Wer hat denn Geburtstag?

Am 12. November 2023 wäre Loriot 100 Jahre alt geworden

  Wer hat denn Geburtstag? | Am 12. November 2023 wäre Loriot 100 Jahre alt geworden  Foto: Wikimedia

Meine sehr verehrten Damen und Herren, hochgeschätzte FLINTA*- und LGBTQIA+-Gemeinde, 

wenn ein bunter Vogel zwar sein zehntes Lebensjahrzehnt nicht mehr erreichen konnte, seine Bedeutung aber dennoch weit über die Grenzen von Wilmersdorf und Ammerland hinausweist, darf man damit rechnen, dass die Öffentlichkeit seiner Leistungen gedenkt und ihn in angemessener Weise zu feiern wünscht. 

Mir wurde heute die besondere Ehre zuteil, einen in Mitteleuropa einzigartigen Singvogel mit flötendem Didlioh-Ruf und HollariDuDödelDu (zweites Futur bei Sonnenaufgang) zu ehren: den Pirol. Mit seinem zitronengelben Gefieder gilt unser Freund als Charaktervogel lichter Auenwälder und gewässernaher Gehölze. Er ernährt sich hauptsächlich von Insekten, Kosakenzipfeln und in ganz seltenen Fällen von Abelé-Champagner (3. Juni 1989). Einer dieser Artgenossen lebte lange Zeit am Starnberger See und war weithin unter der französischen Bezeichnung »Loriot« bekannt. Am 12. November 2023 wäre der Abkömmling eines alten preußischen Adelsgeschlechts, das es sich nicht nehmen ließ, den Pirol auch im Familienwappen zu verewigen, 100 Jahre alt geworden. 

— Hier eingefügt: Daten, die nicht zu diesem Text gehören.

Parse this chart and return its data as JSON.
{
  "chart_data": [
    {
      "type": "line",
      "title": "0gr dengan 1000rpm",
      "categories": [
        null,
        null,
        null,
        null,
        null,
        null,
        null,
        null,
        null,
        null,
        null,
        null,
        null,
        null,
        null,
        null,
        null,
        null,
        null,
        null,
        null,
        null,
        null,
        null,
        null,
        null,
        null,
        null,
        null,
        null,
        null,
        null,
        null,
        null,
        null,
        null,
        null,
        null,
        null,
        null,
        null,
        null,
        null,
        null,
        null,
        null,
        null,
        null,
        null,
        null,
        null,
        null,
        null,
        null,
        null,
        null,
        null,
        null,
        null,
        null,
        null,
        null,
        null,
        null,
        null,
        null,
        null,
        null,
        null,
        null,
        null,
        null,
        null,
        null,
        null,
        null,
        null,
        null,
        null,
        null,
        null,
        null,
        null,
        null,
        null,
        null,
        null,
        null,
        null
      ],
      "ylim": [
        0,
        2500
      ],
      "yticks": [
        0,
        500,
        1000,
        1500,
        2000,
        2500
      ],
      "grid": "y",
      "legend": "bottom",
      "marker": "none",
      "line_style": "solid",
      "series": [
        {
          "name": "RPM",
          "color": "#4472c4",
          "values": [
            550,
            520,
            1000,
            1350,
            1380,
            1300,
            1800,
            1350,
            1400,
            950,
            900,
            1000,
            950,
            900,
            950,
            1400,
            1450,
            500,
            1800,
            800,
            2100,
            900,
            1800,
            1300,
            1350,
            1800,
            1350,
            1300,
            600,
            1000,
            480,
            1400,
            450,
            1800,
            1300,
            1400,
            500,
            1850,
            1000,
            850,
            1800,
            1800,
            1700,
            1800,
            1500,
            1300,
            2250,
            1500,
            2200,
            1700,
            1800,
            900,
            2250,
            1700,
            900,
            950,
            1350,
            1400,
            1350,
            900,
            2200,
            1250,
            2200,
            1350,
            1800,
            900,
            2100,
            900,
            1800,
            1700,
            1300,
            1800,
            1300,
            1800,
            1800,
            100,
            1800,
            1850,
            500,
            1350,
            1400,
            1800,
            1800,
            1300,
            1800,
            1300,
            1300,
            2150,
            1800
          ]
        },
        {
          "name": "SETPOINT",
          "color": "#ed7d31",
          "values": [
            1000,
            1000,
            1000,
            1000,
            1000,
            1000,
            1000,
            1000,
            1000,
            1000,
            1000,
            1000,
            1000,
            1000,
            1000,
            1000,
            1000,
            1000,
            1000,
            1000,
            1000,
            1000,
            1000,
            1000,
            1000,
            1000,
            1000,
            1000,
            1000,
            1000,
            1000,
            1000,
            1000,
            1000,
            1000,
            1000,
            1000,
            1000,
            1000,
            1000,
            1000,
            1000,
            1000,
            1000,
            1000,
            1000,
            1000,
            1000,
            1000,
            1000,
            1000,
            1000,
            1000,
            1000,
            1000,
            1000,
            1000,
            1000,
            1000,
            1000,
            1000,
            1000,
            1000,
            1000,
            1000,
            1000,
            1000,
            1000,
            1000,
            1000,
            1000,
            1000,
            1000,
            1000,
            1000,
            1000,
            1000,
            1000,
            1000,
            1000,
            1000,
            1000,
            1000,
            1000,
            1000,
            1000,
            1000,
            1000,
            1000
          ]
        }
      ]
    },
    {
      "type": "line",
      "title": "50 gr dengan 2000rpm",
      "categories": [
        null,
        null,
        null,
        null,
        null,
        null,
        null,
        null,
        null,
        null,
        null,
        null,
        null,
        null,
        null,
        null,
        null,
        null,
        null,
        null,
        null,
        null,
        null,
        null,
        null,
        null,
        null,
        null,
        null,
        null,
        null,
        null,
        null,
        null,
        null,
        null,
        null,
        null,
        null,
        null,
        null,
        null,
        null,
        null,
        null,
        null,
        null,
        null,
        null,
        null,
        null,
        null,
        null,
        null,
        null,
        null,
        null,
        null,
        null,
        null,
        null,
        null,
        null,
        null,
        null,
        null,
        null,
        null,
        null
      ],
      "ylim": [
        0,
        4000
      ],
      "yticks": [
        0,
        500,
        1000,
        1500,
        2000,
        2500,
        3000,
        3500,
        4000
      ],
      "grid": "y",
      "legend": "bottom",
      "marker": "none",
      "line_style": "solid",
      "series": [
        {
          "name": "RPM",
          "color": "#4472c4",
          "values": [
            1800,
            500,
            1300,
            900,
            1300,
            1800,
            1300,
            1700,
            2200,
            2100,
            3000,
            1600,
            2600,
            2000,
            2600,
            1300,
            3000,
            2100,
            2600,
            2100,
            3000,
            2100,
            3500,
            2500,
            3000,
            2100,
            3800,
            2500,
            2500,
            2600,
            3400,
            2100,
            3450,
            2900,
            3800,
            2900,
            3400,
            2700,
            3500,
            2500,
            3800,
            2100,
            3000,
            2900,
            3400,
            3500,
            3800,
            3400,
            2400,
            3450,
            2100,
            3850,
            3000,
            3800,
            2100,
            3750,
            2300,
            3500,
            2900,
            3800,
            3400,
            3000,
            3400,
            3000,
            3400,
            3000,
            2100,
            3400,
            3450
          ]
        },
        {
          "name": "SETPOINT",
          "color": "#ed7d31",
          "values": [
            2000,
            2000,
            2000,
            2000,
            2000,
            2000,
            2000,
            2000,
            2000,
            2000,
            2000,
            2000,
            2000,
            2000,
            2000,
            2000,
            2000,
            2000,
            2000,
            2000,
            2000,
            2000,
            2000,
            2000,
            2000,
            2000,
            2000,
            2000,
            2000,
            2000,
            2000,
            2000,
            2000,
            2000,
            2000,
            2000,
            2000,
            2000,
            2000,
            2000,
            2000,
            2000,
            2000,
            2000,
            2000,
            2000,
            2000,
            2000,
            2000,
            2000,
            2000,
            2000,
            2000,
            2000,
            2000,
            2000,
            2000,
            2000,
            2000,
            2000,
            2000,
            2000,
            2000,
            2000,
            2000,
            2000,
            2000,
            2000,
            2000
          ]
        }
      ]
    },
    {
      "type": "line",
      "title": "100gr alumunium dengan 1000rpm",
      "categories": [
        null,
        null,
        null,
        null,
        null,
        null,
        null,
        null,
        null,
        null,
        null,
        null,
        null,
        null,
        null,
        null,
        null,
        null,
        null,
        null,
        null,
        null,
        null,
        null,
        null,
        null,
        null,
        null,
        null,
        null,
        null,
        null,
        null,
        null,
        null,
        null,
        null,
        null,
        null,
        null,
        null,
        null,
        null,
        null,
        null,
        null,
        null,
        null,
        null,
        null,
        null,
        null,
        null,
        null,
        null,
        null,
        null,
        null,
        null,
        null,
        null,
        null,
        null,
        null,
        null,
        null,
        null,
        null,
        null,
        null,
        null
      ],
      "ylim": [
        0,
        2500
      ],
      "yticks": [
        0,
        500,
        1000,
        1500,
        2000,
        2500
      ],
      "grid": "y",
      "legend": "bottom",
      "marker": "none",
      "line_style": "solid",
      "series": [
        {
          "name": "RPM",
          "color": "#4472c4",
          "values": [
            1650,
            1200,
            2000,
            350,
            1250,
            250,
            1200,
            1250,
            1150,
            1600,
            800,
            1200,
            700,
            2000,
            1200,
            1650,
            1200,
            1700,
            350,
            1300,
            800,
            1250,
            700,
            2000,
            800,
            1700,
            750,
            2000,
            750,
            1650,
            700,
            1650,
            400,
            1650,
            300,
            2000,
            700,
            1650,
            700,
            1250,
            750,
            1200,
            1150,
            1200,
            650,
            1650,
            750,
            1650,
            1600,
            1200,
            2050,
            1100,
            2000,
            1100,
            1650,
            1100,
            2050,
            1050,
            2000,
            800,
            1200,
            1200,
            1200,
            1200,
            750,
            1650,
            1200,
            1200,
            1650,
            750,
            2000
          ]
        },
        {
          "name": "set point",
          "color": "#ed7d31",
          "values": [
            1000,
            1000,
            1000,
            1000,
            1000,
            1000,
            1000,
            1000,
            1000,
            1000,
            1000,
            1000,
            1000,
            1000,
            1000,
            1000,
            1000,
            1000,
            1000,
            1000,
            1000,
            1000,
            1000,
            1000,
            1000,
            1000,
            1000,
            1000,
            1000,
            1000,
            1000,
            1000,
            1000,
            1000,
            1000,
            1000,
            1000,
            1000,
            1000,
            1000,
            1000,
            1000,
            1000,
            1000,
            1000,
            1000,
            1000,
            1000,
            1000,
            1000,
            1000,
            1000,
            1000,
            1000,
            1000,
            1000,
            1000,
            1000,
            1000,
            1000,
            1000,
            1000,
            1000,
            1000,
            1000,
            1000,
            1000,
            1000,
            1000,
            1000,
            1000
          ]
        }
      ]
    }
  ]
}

Zu diesem Jubiläum würde Loriot vielleicht sagen: »In Potsdam findet man hier und da noch eine Stelle, die so aussieht wie früher … an mir nicht.« Niemand hätte anlässlich seines runden Geburtstages eine bessere Festrede schwingen können als Bernhard-Viktor Christoph-Carl von Bülow selbst. Ich kann ihn förmlich hören, wie er sich in seinem wunderbar eloquenten Sprachstil des 19. Jahrhunderts, den er vermutlich als Kind bei seiner Groß- und Urgroßmutter lebend verinnerlichte, darüber beschwert, dass keiner auf die Idee gekommen ist, ihn persönlich zu dem feierlichen Akt einzuladen – ähnlich wie 1982, als er in seiner Rede zum hundertjährigen Jubiläum des Berliner Philharmonischen Orchesters bedauerte, dass sich keine Orchestermitglieder des Gründungsjahrgangs 1882 unter den Abendgästen befanden: »Ein Versehen der Veranstalter? Oder die zeitgemäße Gleichgültigkeit gegenüber älteren Menschen, die nicht mehr so sauber blasen wie ihre Urenkel?« 

Bläst Loriot denn noch so sauber wie seine Urenkel? Mit anderen Worten gefragt: Hat ihn sein Humor überdauert und ist er heute noch zeitgemäß? Ich weiß nicht, ob es darauf überhaupt einer Antwort bedarf. 1979 hat Loriot jedenfalls einmal diesen schönen Satz ausgesprochen: »Die Satire richtet sich grundsätzlich gegen die Macht.« Für ihn war sie ein Mittel, aus Angst geborene bürgerliche Missverständnisse zu zersetzen. In Loriots Anfangszeiten als Karikaturist für diverse Zeitungen wurde er in Leserbriefen als Blödsinn verbreitender, Brechreiz verursachender Idiot bezeichnet und man schlug vor, ihn mithilfe eines Fläschchens »Schwiegermuttergift« E 605 zu beseitigen. Das waren die Hasskommentare der fünfziger und sechziger Jahre.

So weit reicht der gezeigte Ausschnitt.